Filter
Keep rows that match conditions and remove the rest. Filter numeric columns by range, strings by value, and datetimes by time. Combine with AND logic.
Filter keeps rows that match your conditions and removes all others. Each filter targets one column, applies a condition (equal, not equal, greater than, etc.), and specifies the value to compare against. Add multiple filters to narrow further. Every filter must be satisfied for a row to survive (AND logic).
All column types are supported: numeric, categorical (string), and datetime.
When to Use Filter
- Isolating a segment. Keep only orders from a specific region, product category, or customer tier for segment-level analysis.

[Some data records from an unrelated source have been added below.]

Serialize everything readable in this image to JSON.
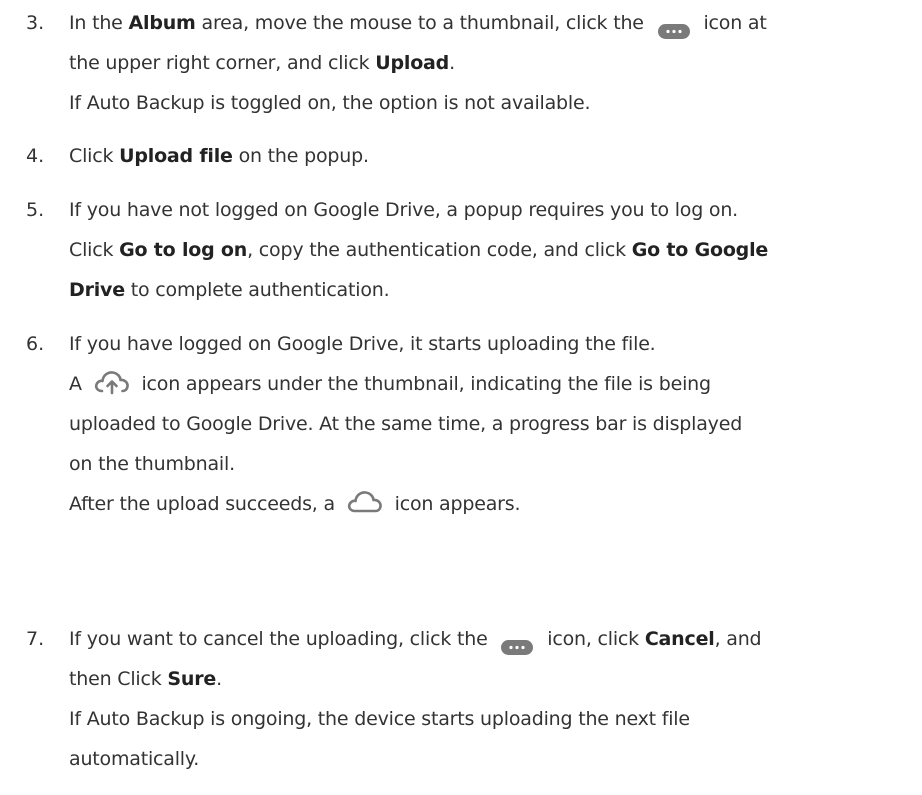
{
  "steps": [
    {
      "number": "3.",
      "lines": [
        {
          "t1": "In the ",
          "b1": "Album",
          "t2": " area, move the mouse to a thumbnail, click the ",
          "icon": "more-icon",
          "t3": " icon at"
        },
        {
          "t1": "the upper right corner, and click ",
          "b1": "Upload",
          "t2": "."
        },
        {
          "t1": "If Auto Backup is toggled on, the option is not available."
        }
      ]
    },
    {
      "number": "4.",
      "lines": [
        {
          "t1": "Click ",
          "b1": "Upload file",
          "t2": " on the popup."
        }
      ]
    },
    {
      "number": "5.",
      "lines": [
        {
          "t1": "If you have not logged on Google Drive, a popup requires you to log on."
        },
        {
          "t1": "Click ",
          "b1": "Go to log on",
          "t2": ", copy the authentication code, and click ",
          "b2": "Go to Google"
        },
        {
          "b1": "Drive",
          "t2": " to complete authentication."
        }
      ]
    },
    {
      "number": "6.",
      "lines": [
        {
          "t1": "If you have logged on Google Drive, it starts uploading the file."
        },
        {
          "t1": "A ",
          "icon": "cloud-upload-icon",
          "t2": " icon appears under the thumbnail, indicating the file is being"
        },
        {
          "t1": "uploaded to Google Drive. At the same time, a progress bar is displayed"
        },
        {
          "t1": "on the thumbnail."
        },
        {
          "t1": "After the upload succeeds, a ",
          "icon": "cloud-icon",
          "t2": " icon appears."
        }
      ]
    },
    {
      "number": "7.",
      "lines": [
        {
          "t1": "If you want to cancel the uploading, click the ",
          "icon": "more-icon",
          "t2": " icon, click ",
          "b1": "Cancel",
          "t3": ", and"
        },
        {
          "t1": "then Click ",
          "b1": "Sure",
          "t2": "."
        },
        {
          "t1": "If Auto Backup is ongoing, the device starts uploading the next file"
        },
        {
          "t1": "automatically."
        }
      ]
    }
  ]
}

- Removing test or invalid data. Exclude rows where
status = "test"orrevenue <= 0before running aggregations. - Date range scoping. Keep only rows within a specific date range before exporting or joining to another dataset.

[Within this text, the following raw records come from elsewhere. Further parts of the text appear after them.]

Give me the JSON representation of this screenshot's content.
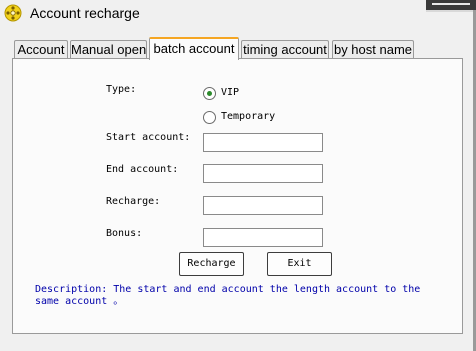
{
  "window": {
    "title": "Account recharge",
    "app_icon": "gear-icon"
  },
  "tabs": [
    {
      "label": "Account",
      "active": false
    },
    {
      "label": "Manual open",
      "active": false
    },
    {
      "label": "batch account",
      "active": true
    },
    {
      "label": "timing account",
      "active": false
    },
    {
      "label": "by host name",
      "active": false
    }
  ],
  "form": {
    "type_label": "Type:",
    "type_options": [
      {
        "label": "VIP",
        "selected": true
      },
      {
        "label": "Temporary",
        "selected": false
      }
    ],
    "start_account_label": "Start account:",
    "start_account_value": "",
    "end_account_label": "End account:",
    "end_account_value": "",
    "recharge_label": "Recharge:",
    "recharge_value": "",
    "bonus_label": "Bonus:",
    "bonus_value": ""
  },
  "buttons": {
    "recharge": "Recharge",
    "exit": "Exit"
  },
  "description": {
    "line1": "Description: The start and end account the length account to the",
    "line2": "same account 。"
  },
  "colors": {
    "active_tab_accent": "#f5a623",
    "description_text": "#0000aa",
    "radio_selected": "#2c8a2c"
  }
}
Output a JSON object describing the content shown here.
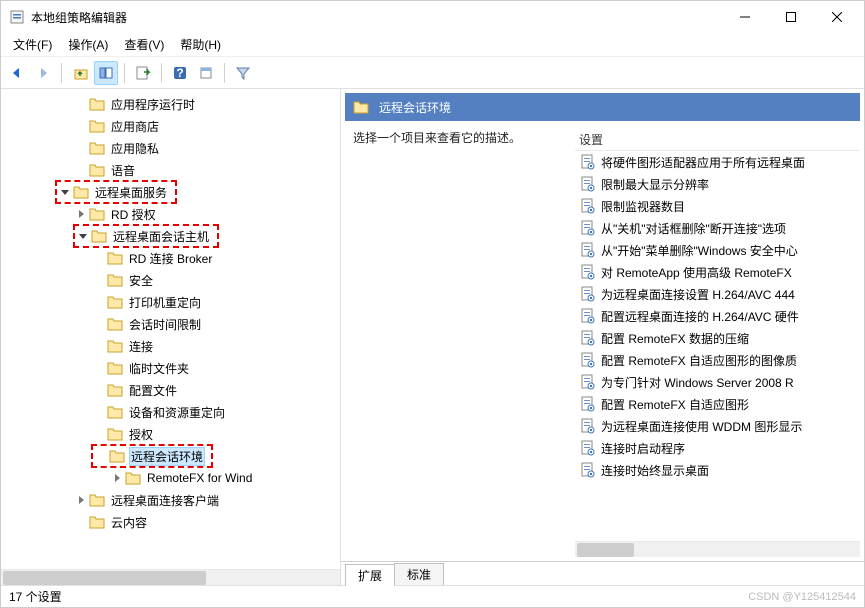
{
  "window": {
    "title": "本地组策略编辑器"
  },
  "menu": {
    "file": "文件(F)",
    "action": "操作(A)",
    "view": "查看(V)",
    "help": "帮助(H)"
  },
  "tree": {
    "items": [
      {
        "indent": 4,
        "exp": "none",
        "label": "应用程序运行时"
      },
      {
        "indent": 4,
        "exp": "none",
        "label": "应用商店"
      },
      {
        "indent": 4,
        "exp": "none",
        "label": "应用隐私"
      },
      {
        "indent": 4,
        "exp": "none",
        "label": "语音"
      },
      {
        "indent": 3,
        "exp": "open",
        "label": "远程桌面服务",
        "hl": true
      },
      {
        "indent": 4,
        "exp": "closed",
        "label": "RD 授权"
      },
      {
        "indent": 4,
        "exp": "open",
        "label": "远程桌面会话主机",
        "hl": true
      },
      {
        "indent": 5,
        "exp": "none",
        "label": "RD 连接 Broker"
      },
      {
        "indent": 5,
        "exp": "none",
        "label": "安全"
      },
      {
        "indent": 5,
        "exp": "none",
        "label": "打印机重定向"
      },
      {
        "indent": 5,
        "exp": "none",
        "label": "会话时间限制"
      },
      {
        "indent": 5,
        "exp": "none",
        "label": "连接"
      },
      {
        "indent": 5,
        "exp": "none",
        "label": "临时文件夹"
      },
      {
        "indent": 5,
        "exp": "none",
        "label": "配置文件"
      },
      {
        "indent": 5,
        "exp": "none",
        "label": "设备和资源重定向"
      },
      {
        "indent": 5,
        "exp": "none",
        "label": "授权"
      },
      {
        "indent": 5,
        "exp": "none",
        "label": "远程会话环境",
        "hl": true,
        "selected": true
      },
      {
        "indent": 6,
        "exp": "closed",
        "label": "RemoteFX for Wind"
      },
      {
        "indent": 4,
        "exp": "closed",
        "label": "远程桌面连接客户端"
      },
      {
        "indent": 4,
        "exp": "none",
        "label": "云内容"
      }
    ]
  },
  "right": {
    "header": "远程会话环境",
    "description": "选择一个项目来查看它的描述。",
    "settings_header": "设置",
    "settings": [
      "将硬件图形适配器应用于所有远程桌面",
      "限制最大显示分辨率",
      "限制监视器数目",
      "从\"关机\"对话框删除\"断开连接\"选项",
      "从\"开始\"菜单删除\"Windows 安全中心",
      "对 RemoteApp 使用高级 RemoteFX",
      "为远程桌面连接设置 H.264/AVC 444",
      "配置远程桌面连接的 H.264/AVC 硬件",
      "配置 RemoteFX 数据的压缩",
      "配置 RemoteFX 自适应图形的图像质",
      "为专门针对 Windows Server 2008 R",
      "配置 RemoteFX 自适应图形",
      "为远程桌面连接使用 WDDM 图形显示",
      "连接时启动程序",
      "连接时始终显示桌面"
    ]
  },
  "tabs": {
    "extended": "扩展",
    "standard": "标准"
  },
  "status": "17 个设置",
  "watermark": "CSDN @Y125412544"
}
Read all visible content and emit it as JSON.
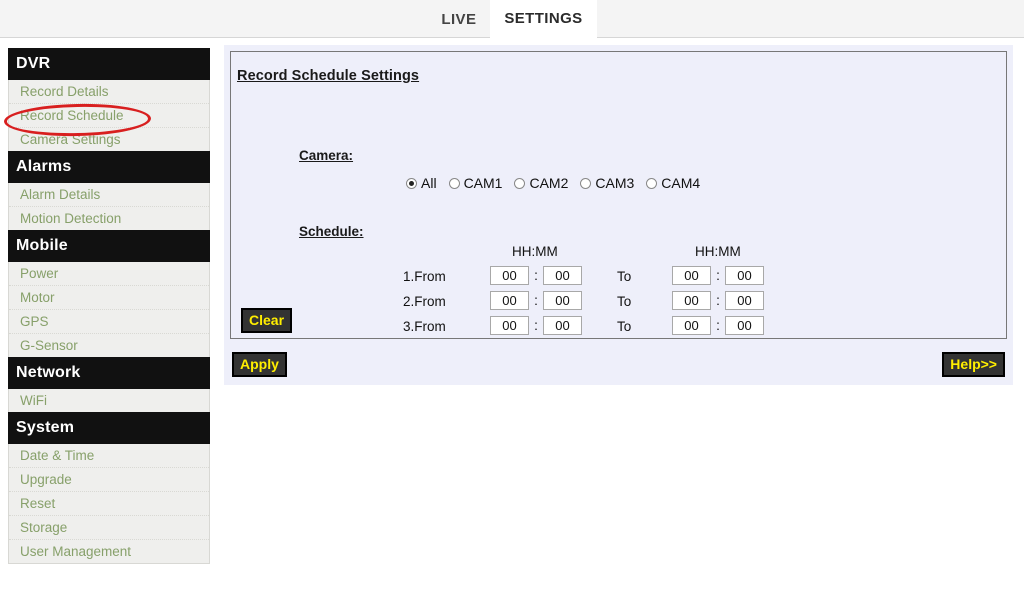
{
  "tabs": [
    {
      "label": "LIVE",
      "active": false
    },
    {
      "label": "SETTINGS",
      "active": true
    }
  ],
  "sidebar": {
    "sections": [
      {
        "title": "DVR",
        "items": [
          {
            "label": "Record Details",
            "highlighted": false
          },
          {
            "label": "Record Schedule",
            "highlighted": true
          },
          {
            "label": "Camera Settings",
            "highlighted": false
          }
        ]
      },
      {
        "title": "Alarms",
        "items": [
          {
            "label": "Alarm Details",
            "highlighted": false
          },
          {
            "label": "Motion Detection",
            "highlighted": false
          }
        ]
      },
      {
        "title": "Mobile",
        "items": [
          {
            "label": "Power",
            "highlighted": false
          },
          {
            "label": "Motor",
            "highlighted": false
          },
          {
            "label": "GPS",
            "highlighted": false
          },
          {
            "label": "G-Sensor",
            "highlighted": false
          }
        ]
      },
      {
        "title": "Network",
        "items": [
          {
            "label": "WiFi",
            "highlighted": false
          }
        ]
      },
      {
        "title": "System",
        "items": [
          {
            "label": "Date & Time",
            "highlighted": false
          },
          {
            "label": "Upgrade",
            "highlighted": false
          },
          {
            "label": "Reset",
            "highlighted": false
          },
          {
            "label": "Storage",
            "highlighted": false
          },
          {
            "label": "User Management",
            "highlighted": false
          }
        ]
      }
    ],
    "annotation": {
      "shape": "red-ellipse",
      "target": "Record Schedule",
      "color": "#d81f1f"
    }
  },
  "panel": {
    "title": "Record Schedule Settings",
    "camera": {
      "label": "Camera:",
      "options": [
        {
          "label": "All",
          "selected": true
        },
        {
          "label": "CAM1",
          "selected": false
        },
        {
          "label": "CAM2",
          "selected": false
        },
        {
          "label": "CAM3",
          "selected": false
        },
        {
          "label": "CAM4",
          "selected": false
        }
      ]
    },
    "schedule": {
      "label": "Schedule:",
      "column_headers": [
        "HH:MM",
        "HH:MM"
      ],
      "to_label": "To",
      "colon": ":",
      "rows": [
        {
          "label": "1.From",
          "from_hh": "00",
          "from_mm": "00",
          "to_hh": "00",
          "to_mm": "00"
        },
        {
          "label": "2.From",
          "from_hh": "00",
          "from_mm": "00",
          "to_hh": "00",
          "to_mm": "00"
        },
        {
          "label": "3.From",
          "from_hh": "00",
          "from_mm": "00",
          "to_hh": "00",
          "to_mm": "00"
        }
      ]
    },
    "clear_label": "Clear"
  },
  "footer": {
    "apply_label": "Apply",
    "help_label": "Help>>"
  },
  "colors": {
    "panel_bg": "#eeeffa",
    "section_header_bg": "#111111",
    "nav_text": "#87a06a",
    "button_bg": "#333333",
    "button_text": "#ffee00",
    "annotation": "#d81f1f"
  }
}
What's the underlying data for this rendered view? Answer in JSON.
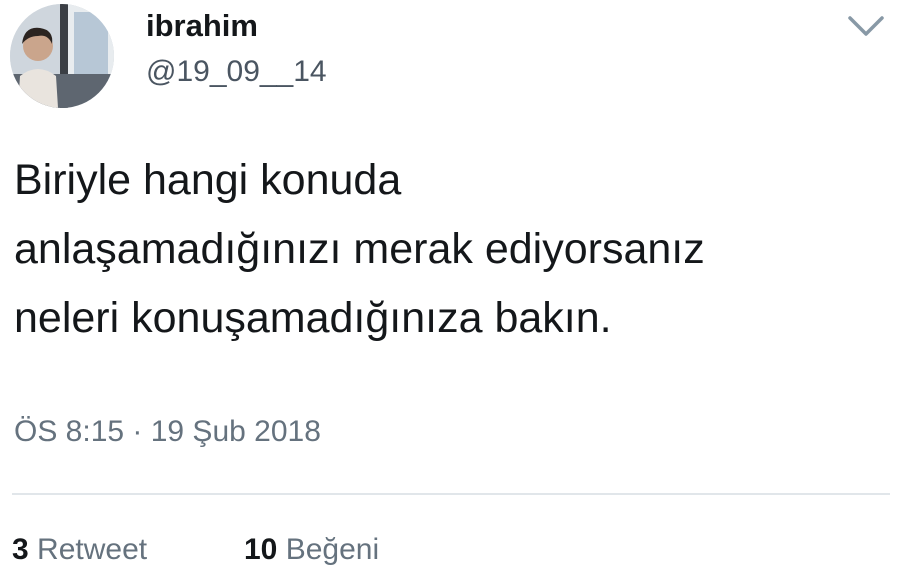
{
  "tweet": {
    "author": {
      "display_name": "ibrahim",
      "handle": "@19_09__14",
      "avatar_icon": "user-avatar-photo"
    },
    "menu_icon": "chevron-down-icon",
    "text": "Biriyle hangi konuda\nanlaşamadığınızı merak ediyorsanız\nneleri konuşamadığınıza bakın.",
    "timestamp": "ÖS 8:15 · 19 Şub 2018",
    "stats": {
      "retweets": {
        "count": "3",
        "label": "Retweet"
      },
      "likes": {
        "count": "10",
        "label": "Beğeni"
      }
    }
  },
  "colors": {
    "text_primary": "#14171a",
    "text_secondary": "#65727e",
    "divider": "#e1e6ea"
  }
}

- Excluding known bad values. Remove rows where a category column contains a deprecated label you are not yet ready to replace with Find & Replace.

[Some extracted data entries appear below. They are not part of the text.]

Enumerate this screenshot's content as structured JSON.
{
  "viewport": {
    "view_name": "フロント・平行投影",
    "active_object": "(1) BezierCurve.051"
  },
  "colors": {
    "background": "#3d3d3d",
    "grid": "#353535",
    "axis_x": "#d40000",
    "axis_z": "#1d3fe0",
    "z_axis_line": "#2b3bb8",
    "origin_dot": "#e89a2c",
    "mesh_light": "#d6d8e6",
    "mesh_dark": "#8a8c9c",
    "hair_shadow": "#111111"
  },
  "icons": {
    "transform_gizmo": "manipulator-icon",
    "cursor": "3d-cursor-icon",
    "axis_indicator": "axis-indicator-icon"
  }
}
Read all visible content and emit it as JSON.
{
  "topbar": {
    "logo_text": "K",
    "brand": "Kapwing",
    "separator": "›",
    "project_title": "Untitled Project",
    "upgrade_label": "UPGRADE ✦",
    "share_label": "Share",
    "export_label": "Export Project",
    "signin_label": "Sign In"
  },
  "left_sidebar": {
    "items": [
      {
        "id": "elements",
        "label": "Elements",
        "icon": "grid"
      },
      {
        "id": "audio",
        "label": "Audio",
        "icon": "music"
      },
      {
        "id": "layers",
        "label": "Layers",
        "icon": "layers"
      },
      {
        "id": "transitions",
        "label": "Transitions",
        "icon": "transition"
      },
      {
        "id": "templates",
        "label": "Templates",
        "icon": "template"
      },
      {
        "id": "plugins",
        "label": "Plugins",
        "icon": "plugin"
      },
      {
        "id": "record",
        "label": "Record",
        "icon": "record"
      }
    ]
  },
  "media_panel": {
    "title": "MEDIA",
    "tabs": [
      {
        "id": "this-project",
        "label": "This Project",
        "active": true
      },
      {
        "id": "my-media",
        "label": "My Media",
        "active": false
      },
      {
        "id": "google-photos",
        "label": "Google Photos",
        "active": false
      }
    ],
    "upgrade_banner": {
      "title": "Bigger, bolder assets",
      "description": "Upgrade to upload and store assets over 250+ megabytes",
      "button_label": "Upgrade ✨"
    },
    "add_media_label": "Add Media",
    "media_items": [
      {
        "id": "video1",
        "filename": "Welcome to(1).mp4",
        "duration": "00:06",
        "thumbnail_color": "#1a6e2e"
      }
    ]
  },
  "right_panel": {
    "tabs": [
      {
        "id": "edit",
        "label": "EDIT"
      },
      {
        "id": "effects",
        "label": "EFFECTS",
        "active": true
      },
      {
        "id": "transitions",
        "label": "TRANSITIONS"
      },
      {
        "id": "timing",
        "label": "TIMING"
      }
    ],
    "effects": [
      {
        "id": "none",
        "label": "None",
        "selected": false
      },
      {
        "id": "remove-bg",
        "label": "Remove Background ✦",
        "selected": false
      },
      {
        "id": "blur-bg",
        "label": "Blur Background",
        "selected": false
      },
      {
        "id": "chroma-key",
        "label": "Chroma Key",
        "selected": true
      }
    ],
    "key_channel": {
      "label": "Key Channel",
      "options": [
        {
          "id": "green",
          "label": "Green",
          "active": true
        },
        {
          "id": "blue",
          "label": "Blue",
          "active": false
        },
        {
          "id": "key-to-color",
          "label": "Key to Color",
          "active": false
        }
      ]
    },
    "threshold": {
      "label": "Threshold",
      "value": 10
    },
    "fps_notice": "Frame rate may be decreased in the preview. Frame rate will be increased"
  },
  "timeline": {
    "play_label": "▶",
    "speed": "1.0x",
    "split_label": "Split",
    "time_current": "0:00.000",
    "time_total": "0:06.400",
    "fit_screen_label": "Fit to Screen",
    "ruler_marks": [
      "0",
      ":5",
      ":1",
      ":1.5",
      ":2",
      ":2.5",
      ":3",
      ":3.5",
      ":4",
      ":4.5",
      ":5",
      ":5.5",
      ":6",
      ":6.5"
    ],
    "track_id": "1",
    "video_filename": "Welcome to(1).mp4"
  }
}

- Narrowing before Group By. Filter to the relevant subset before aggregating to avoid computing over the full dataset.
Sample Dataset
The examples in this doc use the Edilitics sample orders dataset. Download it to follow along in your own workspace.
edilitics_sample_orders.csv
Sample orders dataset for hands-on practice · 500 rows
Relevant columns for Filter examples:
Prop
Type
Conditions by Column Type
The available conditions change depending on the type of column selected.
String columns support two conditions:
| Condition | Keeps rows where |
|---|---|
| Equal to | the column value matches any of the selected values |
| Not Equal to | the column value does not match any of the selected values |
The Target Value(s) field is a multi-select dropdown pre-populated with the actual values in the column. Select one or more. You can also type a value not in the list to create it.
Example: region Equal to East, West keeps all rows where region is East or West.
Numeric columns support six conditions:
| Condition | Keeps rows where |
|---|---|
| Equal to | value matches any of the entered values |
| Not Equal to | value does not match any of the entered values |
| Greater Than | value is strictly greater than the entered number |
| Less Than | value is strictly less than the entered number |
| Greater Than Equal to | value is greater than or equal to the entered number |
| Less Than Equal to | value is less than or equal to the entered number |
For Equal to and Not Equal to, you can enter multiple values. For all comparison conditions (Greater Than, Less Than, etc.), enter a single number.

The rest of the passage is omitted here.